Before she could start feeling sorry for him, Maverick changed direction. “When I went to bed on Christmas night, this is what I thought about. When I was grown up, I was going to have a family, and I was going to have a real tree with real presents under it and a real fireplace, and real stockings full of gifts. This is the first time I ever had it. Even at Mo and D’s, I’ve been just borrowing theirs. This is ours. Yours and mine. And next year, when the baby comes...”
He kissed her hands and got up.
“Mav?”
“Hold on a sec.” Crossing the room to the front door, he went to his kutte, hanging on the rickety coat rack, and rummaged in an interior pocket. “I was gonna wrap this, but the box is pretty enough. I got the baby something.”
She smiled. “The baby that’s the size of
a pumpkin seed? That baby?”
“The one and only.” He resumed his seat and handed her the sparkly silver box.
With a curious twist of her brow, she lifted the lid, and then she gasped. “Mav, what?”
He took it from her and lifted out the dainty sterling chain.
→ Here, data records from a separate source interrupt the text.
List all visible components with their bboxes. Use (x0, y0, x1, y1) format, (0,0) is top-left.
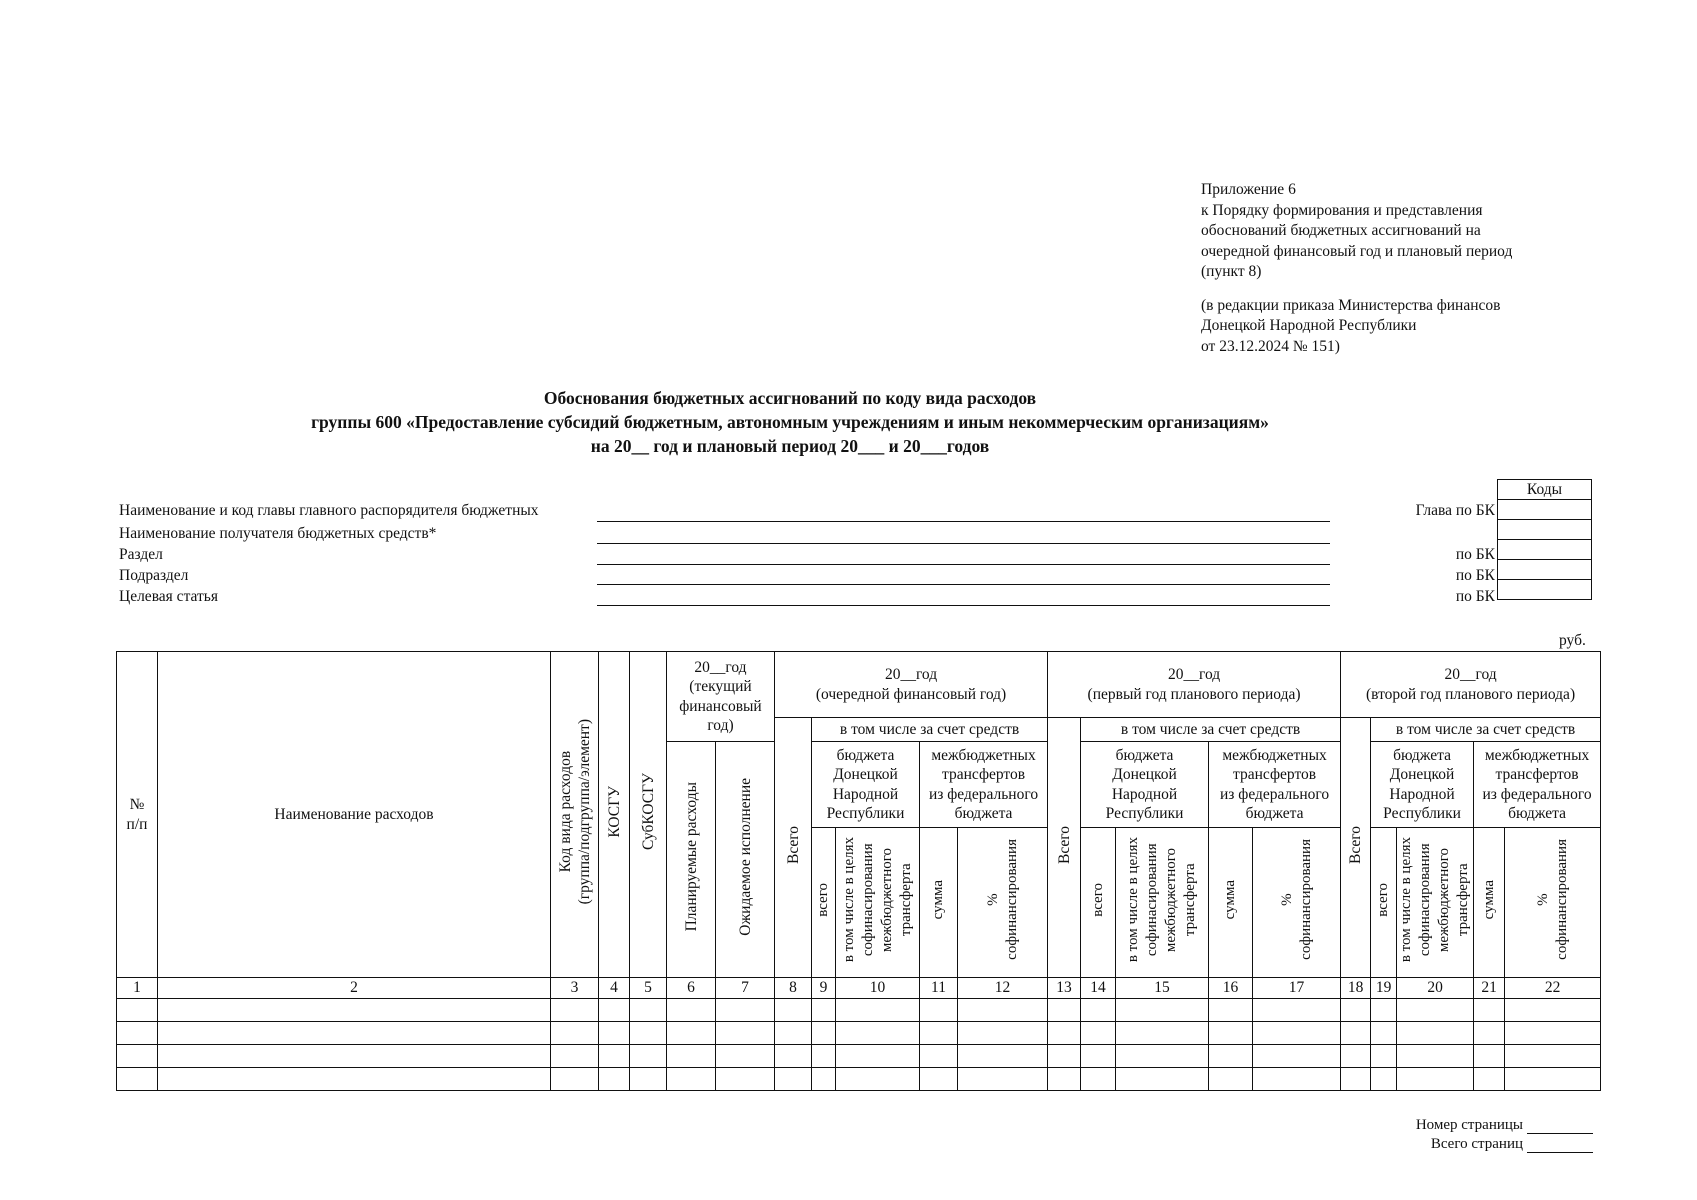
table-cell[interactable] (1397, 998, 1474, 1021)
col-header-federal-y1: межбюджетных трансфертов из федерального бюджета (920, 742, 1048, 828)
column-number: 17 (1253, 978, 1341, 999)
field-line-subsection[interactable] (597, 584, 1330, 585)
code-cell-recipient[interactable] (1498, 520, 1592, 540)
appendix-line: обоснований бюджетных ассигнований на (1201, 222, 1481, 239)
col-header-percent-y3: % софинансирования (1505, 828, 1601, 978)
table-cell[interactable] (812, 1021, 836, 1044)
col-header-total-y1: Всего (775, 718, 812, 978)
col-header-year3: 20__год (второй год планового периода) (1341, 652, 1601, 718)
table-cell[interactable] (812, 1044, 836, 1067)
code-label-section: по БК (1455, 546, 1495, 563)
col-header-vsego-y1: всего (812, 828, 836, 978)
column-number: 7 (716, 978, 775, 999)
table-cell[interactable] (117, 998, 158, 1021)
table-cell[interactable] (1116, 1021, 1209, 1044)
col-header-current-year: 20__год (текущий финансовый год) (667, 652, 775, 742)
table-cell[interactable] (1341, 1067, 1371, 1090)
column-numbers-row (117, 978, 1601, 999)
field-label-section: Раздел (119, 546, 163, 563)
field-label-recipient: Наименование получателя бюджетных средств* (119, 525, 437, 542)
edition-line: Донецкой Народной Республики (1201, 317, 1417, 334)
col-header-federal-y3: межбюджетных трансфертов из федерального бюджета (1474, 742, 1601, 828)
table-cell[interactable] (1081, 998, 1116, 1021)
table-cell[interactable] (599, 1021, 630, 1044)
code-label-target: по БК (1455, 588, 1495, 605)
code-label-chapter: Глава по БК (1415, 502, 1495, 519)
appendix-line: (пункт 8) (1201, 263, 1262, 280)
table-cell[interactable] (117, 1067, 158, 1090)
col-header-cofin-y3: в том числе в целях софинасирования межбюджетного трансферта (1397, 828, 1474, 978)
table-cell[interactable] (716, 1044, 775, 1067)
table-cell[interactable] (1116, 1067, 1209, 1090)
column-number: 3 (551, 978, 599, 999)
table-cell[interactable] (812, 998, 836, 1021)
col-header-expected: Ожидаемое исполнение (716, 742, 775, 978)
table-cell[interactable] (667, 1021, 716, 1044)
column-number: 9 (812, 978, 836, 999)
total-pages-label: Всего страниц (1430, 1136, 1523, 1152)
column-number: 4 (599, 978, 630, 999)
table-cell[interactable] (1081, 1021, 1116, 1044)
table-cell[interactable] (920, 1021, 958, 1044)
table-cell[interactable] (1505, 1044, 1601, 1067)
table-cell[interactable] (1341, 1044, 1371, 1067)
col-header-number: № п/п (117, 652, 158, 978)
table-cell[interactable] (716, 1021, 775, 1044)
col-header-sum-y3: сумма (1474, 828, 1505, 978)
table-cell[interactable] (1253, 1021, 1341, 1044)
edition-line: от 23.12.2024 № 151) (1201, 337, 1340, 355)
table-cell[interactable] (920, 1044, 958, 1067)
col-header-year2: 20__год (первый год планового периода) (1048, 652, 1341, 718)
table-cell[interactable] (667, 1067, 716, 1090)
col-header-year1: 20__год (очередной финансовый год) (775, 652, 1048, 718)
column-number: 11 (920, 978, 958, 999)
column-number: 13 (1048, 978, 1081, 999)
table-cell[interactable] (1474, 1067, 1505, 1090)
table-cell[interactable] (599, 998, 630, 1021)
table-cell[interactable] (1048, 1067, 1081, 1090)
col-header-including-y2: в том числе за счет средств (1081, 718, 1341, 742)
col-header-dnr-budget-y1: бюджета Донецкой Народной Республики (812, 742, 920, 828)
currency-unit: руб. (1559, 632, 1586, 649)
table-cell[interactable] (1397, 1044, 1474, 1067)
table-row (117, 1021, 1601, 1044)
table-cell[interactable] (1341, 1021, 1371, 1044)
table-cell[interactable] (775, 1067, 812, 1090)
table-cell[interactable] (958, 1067, 1048, 1090)
total-pages-line[interactable] (1527, 1138, 1593, 1153)
col-header-vsego-y2: всего (1081, 828, 1116, 978)
table-cell[interactable] (667, 1044, 716, 1067)
page-number-label: Номер страницы (1415, 1117, 1523, 1133)
code-cell-chapter[interactable] (1498, 500, 1592, 520)
col-header-dnr-budget-y2: бюджета Донецкой Народной Республики (1081, 742, 1209, 828)
column-number: 18 (1341, 978, 1371, 999)
col-header-sum-y2: сумма (1209, 828, 1253, 978)
table-cell[interactable] (775, 1021, 812, 1044)
table-cell[interactable] (630, 1067, 667, 1090)
table-cell[interactable] (158, 1067, 551, 1090)
table-row (117, 1067, 1601, 1090)
document-title-line-2: группы 600 «Предоставление субсидий бюджетным, автономным учреждениям и иным некоммерческим организациям» (311, 412, 1269, 432)
field-line-target-article[interactable] (597, 605, 1330, 606)
table-cell[interactable] (716, 998, 775, 1021)
table-cell[interactable] (775, 1044, 812, 1067)
col-header-percent-y1: % софинансирования (958, 828, 1048, 978)
table-cell[interactable] (117, 1044, 158, 1067)
col-header-federal-y2: межбюджетных трансфертов из федерального бюджета (1209, 742, 1341, 828)
column-number: 2 (158, 978, 551, 999)
col-header-sum-y1: сумма (920, 828, 958, 978)
col-header-percent-y2: % софинансирования (1253, 828, 1341, 978)
table-cell[interactable] (836, 1021, 920, 1044)
table-cell[interactable] (1253, 1044, 1341, 1067)
table-cell[interactable] (1371, 1021, 1397, 1044)
col-header-including-y1: в том числе за счет средств (812, 718, 1048, 742)
table-cell[interactable] (1209, 1021, 1253, 1044)
table-cell[interactable] (920, 1067, 958, 1090)
col-header-cofin-y2: в том числе в целях софинасирования межбюджетного трансферта (1116, 828, 1209, 978)
table-cell[interactable] (630, 1044, 667, 1067)
table-cell[interactable] (551, 1044, 599, 1067)
page-number-line[interactable] (1527, 1119, 1593, 1134)
col-header-kosgu: КОСГУ (599, 652, 630, 978)
col-header-name: Наименование расходов (158, 652, 551, 978)
code-cell-subsection[interactable] (1498, 560, 1592, 580)
table-cell[interactable] (158, 998, 551, 1021)
table-cell[interactable] (630, 1021, 667, 1044)
appendix-line: к Порядку формирования и представления (1201, 201, 1483, 219)
table-cell[interactable] (1371, 1067, 1397, 1090)
field-label-target-article: Целевая статья (119, 588, 218, 605)
appendix-line: очередной финансовый год и плановый период (1201, 242, 1513, 260)
table-row (117, 998, 1601, 1021)
column-number: 8 (775, 978, 812, 999)
table-cell[interactable] (117, 1021, 158, 1044)
table-cell[interactable] (551, 1067, 599, 1090)
column-number: 5 (630, 978, 667, 999)
field-line-section[interactable] (597, 564, 1330, 565)
table-cell[interactable] (958, 1021, 1048, 1044)
document-title-line-3: на 20__ год и плановый период 20___ и 20___годов (590, 436, 990, 456)
table-cell[interactable] (958, 998, 1048, 1021)
table-cell[interactable] (158, 1021, 551, 1044)
table-cell[interactable] (1474, 998, 1505, 1021)
col-header-including-y3: в том числе за счет средств (1371, 718, 1601, 742)
table-cell[interactable] (1371, 1044, 1397, 1067)
col-header-planned: Планируемые расходы (667, 742, 716, 978)
col-header-vsego-y3: всего (1371, 828, 1397, 978)
table-cell[interactable] (1505, 998, 1601, 1021)
table-cell[interactable] (1048, 998, 1081, 1021)
column-number: 14 (1081, 978, 1116, 999)
table-cell[interactable] (1397, 1067, 1474, 1090)
column-number: 21 (1474, 978, 1505, 999)
table-cell[interactable] (836, 1067, 920, 1090)
table-cell[interactable] (1474, 1021, 1505, 1044)
table-cell[interactable] (920, 998, 958, 1021)
expenses-table (116, 651, 1601, 1091)
table-cell[interactable] (599, 1044, 630, 1067)
field-line-recipient[interactable] (597, 543, 1330, 544)
table-cell[interactable] (599, 1067, 630, 1090)
appendix-note (1201, 180, 1621, 357)
table-cell[interactable] (958, 1044, 1048, 1067)
column-number: 1 (117, 978, 158, 999)
table-cell[interactable] (775, 998, 812, 1021)
table-cell[interactable] (1505, 1067, 1601, 1090)
code-cell-section[interactable] (1498, 540, 1592, 560)
table-cell[interactable] (1397, 1021, 1474, 1044)
table-cell[interactable] (1505, 1021, 1601, 1044)
table-cell[interactable] (1371, 998, 1397, 1021)
column-number: 20 (1397, 978, 1474, 999)
table-cell[interactable] (1474, 1044, 1505, 1067)
table-cell[interactable] (1048, 1044, 1081, 1067)
appendix-line: Приложение 6 (1201, 181, 1296, 198)
table-cell[interactable] (1253, 1067, 1341, 1090)
table-cell[interactable] (667, 998, 716, 1021)
document-title-line-1: Обоснования бюджетных ассигнований по коду вида расходов (543, 388, 1037, 408)
column-number: 10 (836, 978, 920, 999)
col-header-cofin-y1: в том числе в целях софинасирования межбюджетного трансферта (836, 828, 920, 978)
table-cell[interactable] (551, 1021, 599, 1044)
table-cell[interactable] (630, 998, 667, 1021)
table-cell[interactable] (1116, 998, 1209, 1021)
table-cell[interactable] (1209, 1044, 1253, 1067)
col-header-dnr-budget-y3: бюджета Донецкой Народной Республики (1371, 742, 1474, 828)
table-cell[interactable] (158, 1044, 551, 1067)
table-cell[interactable] (1081, 1044, 1116, 1067)
column-number: 12 (958, 978, 1048, 999)
table-row (117, 1044, 1601, 1067)
table-cell[interactable] (836, 1044, 920, 1067)
codes-table (1497, 479, 1592, 600)
table-cell[interactable] (1116, 1044, 1209, 1067)
field-label-subsection: Подраздел (119, 567, 189, 584)
column-number: 16 (1209, 978, 1253, 999)
table-cell[interactable] (1081, 1067, 1116, 1090)
column-number: 19 (1371, 978, 1397, 999)
col-header-kvr: Код вида расходов (группа/подгруппа/элемент) (551, 652, 599, 978)
table-cell[interactable] (836, 998, 920, 1021)
table-cell[interactable] (812, 1067, 836, 1090)
column-number: 15 (1116, 978, 1209, 999)
table-cell[interactable] (1048, 1021, 1081, 1044)
codes-title: Коды (1498, 480, 1592, 500)
total-pages-field (1431, 1136, 1593, 1153)
code-cell-target[interactable] (1498, 580, 1592, 600)
col-header-total-y3: Всего (1341, 718, 1371, 978)
col-header-subkosgu: СубКОСГУ (630, 652, 667, 978)
table-cell[interactable] (551, 998, 599, 1021)
table-cell[interactable] (716, 1067, 775, 1090)
table-cell[interactable] (1209, 998, 1253, 1021)
table-cell[interactable] (1209, 1067, 1253, 1090)
field-label-chief-manager: Наименование и код главы главного распорядителя бюджетных (119, 502, 539, 519)
edition-line: (в редакции приказа Министерства финансов (1201, 296, 1501, 314)
col-header-total-y2: Всего (1048, 718, 1081, 978)
column-number: 6 (667, 978, 716, 999)
column-number: 22 (1505, 978, 1601, 999)
table-cell[interactable] (1253, 998, 1341, 1021)
field-line-chief-manager[interactable] (597, 521, 1330, 522)
page-number-field (1416, 1117, 1593, 1134)
table-cell[interactable] (1341, 998, 1371, 1021)
code-label-subsection: по БК (1455, 567, 1495, 584)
A small, heart-shaped pendant dangled from it. “You see what it says?”
She lifted the pendant on her fingertips. “Mav, what if it’s a boy?”
“She’s a girl. Trust me.”
“But what if it’s not? I don’t know if the baby knows what it is yet. Are you going to be disappointed?”
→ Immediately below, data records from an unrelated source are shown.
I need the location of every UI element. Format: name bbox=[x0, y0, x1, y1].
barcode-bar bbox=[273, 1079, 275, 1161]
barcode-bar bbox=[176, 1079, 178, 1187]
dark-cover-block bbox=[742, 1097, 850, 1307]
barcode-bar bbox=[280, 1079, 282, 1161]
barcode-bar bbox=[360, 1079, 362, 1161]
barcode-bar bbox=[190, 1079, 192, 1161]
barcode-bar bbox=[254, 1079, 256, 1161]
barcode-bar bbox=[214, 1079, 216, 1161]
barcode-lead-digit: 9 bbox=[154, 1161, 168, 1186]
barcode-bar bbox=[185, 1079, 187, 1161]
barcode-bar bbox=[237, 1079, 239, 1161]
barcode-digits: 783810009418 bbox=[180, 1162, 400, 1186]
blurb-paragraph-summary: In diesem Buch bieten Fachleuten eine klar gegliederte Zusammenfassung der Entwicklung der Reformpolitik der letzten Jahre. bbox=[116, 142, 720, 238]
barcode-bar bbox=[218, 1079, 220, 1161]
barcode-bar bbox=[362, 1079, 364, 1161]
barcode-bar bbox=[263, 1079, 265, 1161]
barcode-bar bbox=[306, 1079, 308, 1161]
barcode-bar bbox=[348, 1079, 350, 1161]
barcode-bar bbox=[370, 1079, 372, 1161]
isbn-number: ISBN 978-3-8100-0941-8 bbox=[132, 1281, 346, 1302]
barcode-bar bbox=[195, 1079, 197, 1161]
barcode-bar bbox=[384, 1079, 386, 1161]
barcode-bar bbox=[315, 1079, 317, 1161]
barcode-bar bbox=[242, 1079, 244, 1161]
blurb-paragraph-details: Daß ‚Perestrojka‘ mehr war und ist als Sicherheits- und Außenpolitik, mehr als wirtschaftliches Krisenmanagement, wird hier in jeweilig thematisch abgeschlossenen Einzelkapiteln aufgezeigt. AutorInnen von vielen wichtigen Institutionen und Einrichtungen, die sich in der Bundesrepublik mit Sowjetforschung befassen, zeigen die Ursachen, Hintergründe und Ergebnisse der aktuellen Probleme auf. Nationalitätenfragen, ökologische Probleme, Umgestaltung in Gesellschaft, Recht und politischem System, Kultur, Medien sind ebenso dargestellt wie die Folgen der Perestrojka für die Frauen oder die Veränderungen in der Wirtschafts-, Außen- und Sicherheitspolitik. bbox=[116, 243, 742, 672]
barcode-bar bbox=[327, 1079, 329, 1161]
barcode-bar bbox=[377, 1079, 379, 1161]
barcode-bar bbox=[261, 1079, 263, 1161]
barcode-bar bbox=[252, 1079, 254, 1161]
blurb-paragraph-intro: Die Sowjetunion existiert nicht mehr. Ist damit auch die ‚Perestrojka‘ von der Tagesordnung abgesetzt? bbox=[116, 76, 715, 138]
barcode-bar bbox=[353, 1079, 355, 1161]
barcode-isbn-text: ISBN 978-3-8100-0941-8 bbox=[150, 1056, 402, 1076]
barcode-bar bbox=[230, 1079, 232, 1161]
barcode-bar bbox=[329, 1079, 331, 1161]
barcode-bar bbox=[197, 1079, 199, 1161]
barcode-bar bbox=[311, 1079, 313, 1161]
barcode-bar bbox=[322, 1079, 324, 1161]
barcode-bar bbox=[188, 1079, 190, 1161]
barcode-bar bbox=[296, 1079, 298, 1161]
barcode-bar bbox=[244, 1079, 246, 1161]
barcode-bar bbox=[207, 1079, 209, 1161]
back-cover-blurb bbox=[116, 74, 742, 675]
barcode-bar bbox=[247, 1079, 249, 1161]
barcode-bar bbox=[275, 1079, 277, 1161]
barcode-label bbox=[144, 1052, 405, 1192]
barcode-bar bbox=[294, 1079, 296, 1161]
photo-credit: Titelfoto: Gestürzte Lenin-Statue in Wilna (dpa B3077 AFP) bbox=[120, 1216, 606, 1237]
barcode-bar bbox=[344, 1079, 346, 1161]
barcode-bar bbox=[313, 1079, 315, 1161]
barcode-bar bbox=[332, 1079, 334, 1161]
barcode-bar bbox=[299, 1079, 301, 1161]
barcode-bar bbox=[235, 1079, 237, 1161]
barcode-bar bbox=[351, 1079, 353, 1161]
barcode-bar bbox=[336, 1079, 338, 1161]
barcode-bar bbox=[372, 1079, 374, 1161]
“To have a son? Fuck no.” He grinned. “I won’t give him this, of course. Might confuse him. I’ll give him something else and love him just as much. But she’s a girl, Jen. I know it. A little girl, and I’m gonna treasure her and carry her around on a puffy pillow so she never gets hurt, and I’m gonna love you and take care of you both so good. Next year, we’ll have another stocking on the fireplace, and there will be a fuck ton of presents under the tree, and she will be perfect and sweet and not spoiled at all even though she’ll have everything she could ever want. All my life, I’ve been working for this one thing. I’m not gonna screw it up. I promise. I swear to you—we are going to have a perfect life and a perfect family, and there is nothing you will ever need to worry about. I will take care of you forever.”
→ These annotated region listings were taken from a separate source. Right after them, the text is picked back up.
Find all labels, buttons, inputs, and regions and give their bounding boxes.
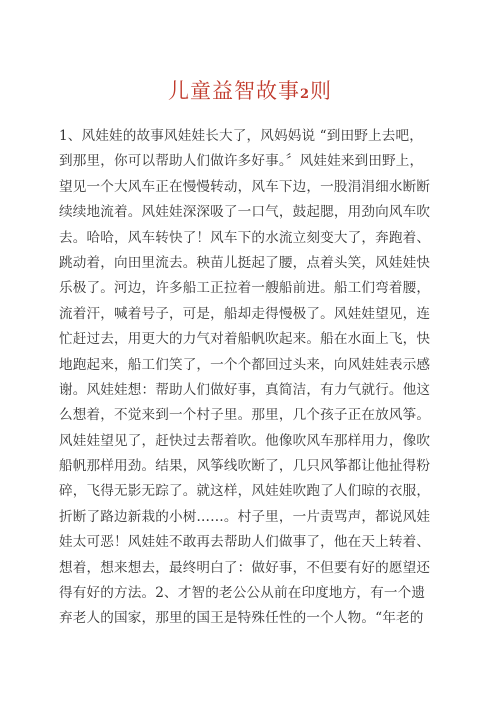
text-line: 地跑起来，船工们笑了，一个个都回过头来，向风娃娃表示感 (59, 356, 431, 373)
text-line: 1、风娃娃的故事风娃娃长大了，风妈妈说 “到田野上去吧， (59, 128, 423, 144)
text-line: 忙赶过去，用更大的力气对着船帆吹起来。船在水面上飞，快 (59, 331, 431, 348)
text-line: 弃老人的国家，那里的国王是特殊任性的一个人物。“年老的 (59, 610, 424, 627)
story-body (59, 124, 445, 632)
text-line: 风娃娃望见了，赶快过去帮着吹。他像吹风车那样用力，像吹 (59, 432, 431, 449)
title-number: 2 (299, 87, 311, 102)
text-line: 想着，想来想去，最终明白了：做好事，不但要有好的愿望还 (59, 559, 431, 576)
text-line: 么想着，不觉来到一个村子里。那里，几个孩子正在放风筝。 (59, 407, 431, 424)
text-line: 娃太可恶！风娃娃不敢再去帮助人们做事了，他在天上转着、 (59, 534, 431, 551)
text-line: 碎，飞得无影无踪了。就这样，风娃娃吹跑了人们晾的衣服， (59, 483, 431, 500)
text-line: 望见一个大风车正在慢慢转动，风车下边，一股涓涓细水断断 (59, 178, 431, 195)
text-line: 续续地流着。风娃娃深深吸了一口气，鼓起腮，用劲向风车吹 (59, 204, 431, 221)
text-line: 得有好的方法。2、才智的老公公从前在印度地方，有一个遗 (59, 585, 426, 602)
document-title (0, 77, 500, 109)
text-line: 谢。风娃娃想：帮助人们做好事，真简洁，有力气就行。他这 (59, 381, 431, 398)
text-line: 流着汗，喊着号子，可是，船却走得慢极了。风娃娃望见，连 (59, 305, 431, 322)
text-line: 到那里，你可以帮助人们做许多好事。〞风娃娃来到田野上， (59, 153, 424, 170)
text-line: 船帆那样用劲。结果，风筝线吹断了，几只风筝都让他扯得粉 (59, 458, 431, 475)
title-main-text: 儿童益智故事 (167, 79, 300, 103)
text-line: 乐极了。河边，许多船工正拉着一艘船前进。船工们弯着腰， (59, 280, 431, 297)
text-line: 跳动着，向田里流去。秧苗儿挺起了腰，点着头笑，风娃娃快 (59, 254, 431, 271)
text-line: 去。哈哈，风车转快了！风车下的水流立刻变大了，奔跑着、 (59, 229, 431, 246)
text-line: 折断了路边新栽的小树……。村子里，一片责骂声，都说风娃 (59, 508, 431, 525)
title-end-text: 则 (310, 79, 333, 103)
He took the pendant from her and set it back in its box, with the heart front-side up. Sterling silver, engraved in elegant script, with tiny diamond chips dotting the ‘i’s.
Daddy’s Little Girl
CHAPTER TWENTY
Lying on the sofa under Maverick, illuminated only by the multihued glow of the Christmas tree, Jenny looked up into that handsome, scarred, beloved face, into those searching blue eyes, and saw a bottomless reservoir of love for her and their children, and of hope for their future. His hope was better than his reckless confidence of before. That confidence had been heedless of her or anything but what he’d wanted, and he’d dragged her along in his wake. She’d gone willingly, for the most part, but not on her own power. His hope, on the other hand—his hope saw her, heard her, needed her. She was a partner in that hope.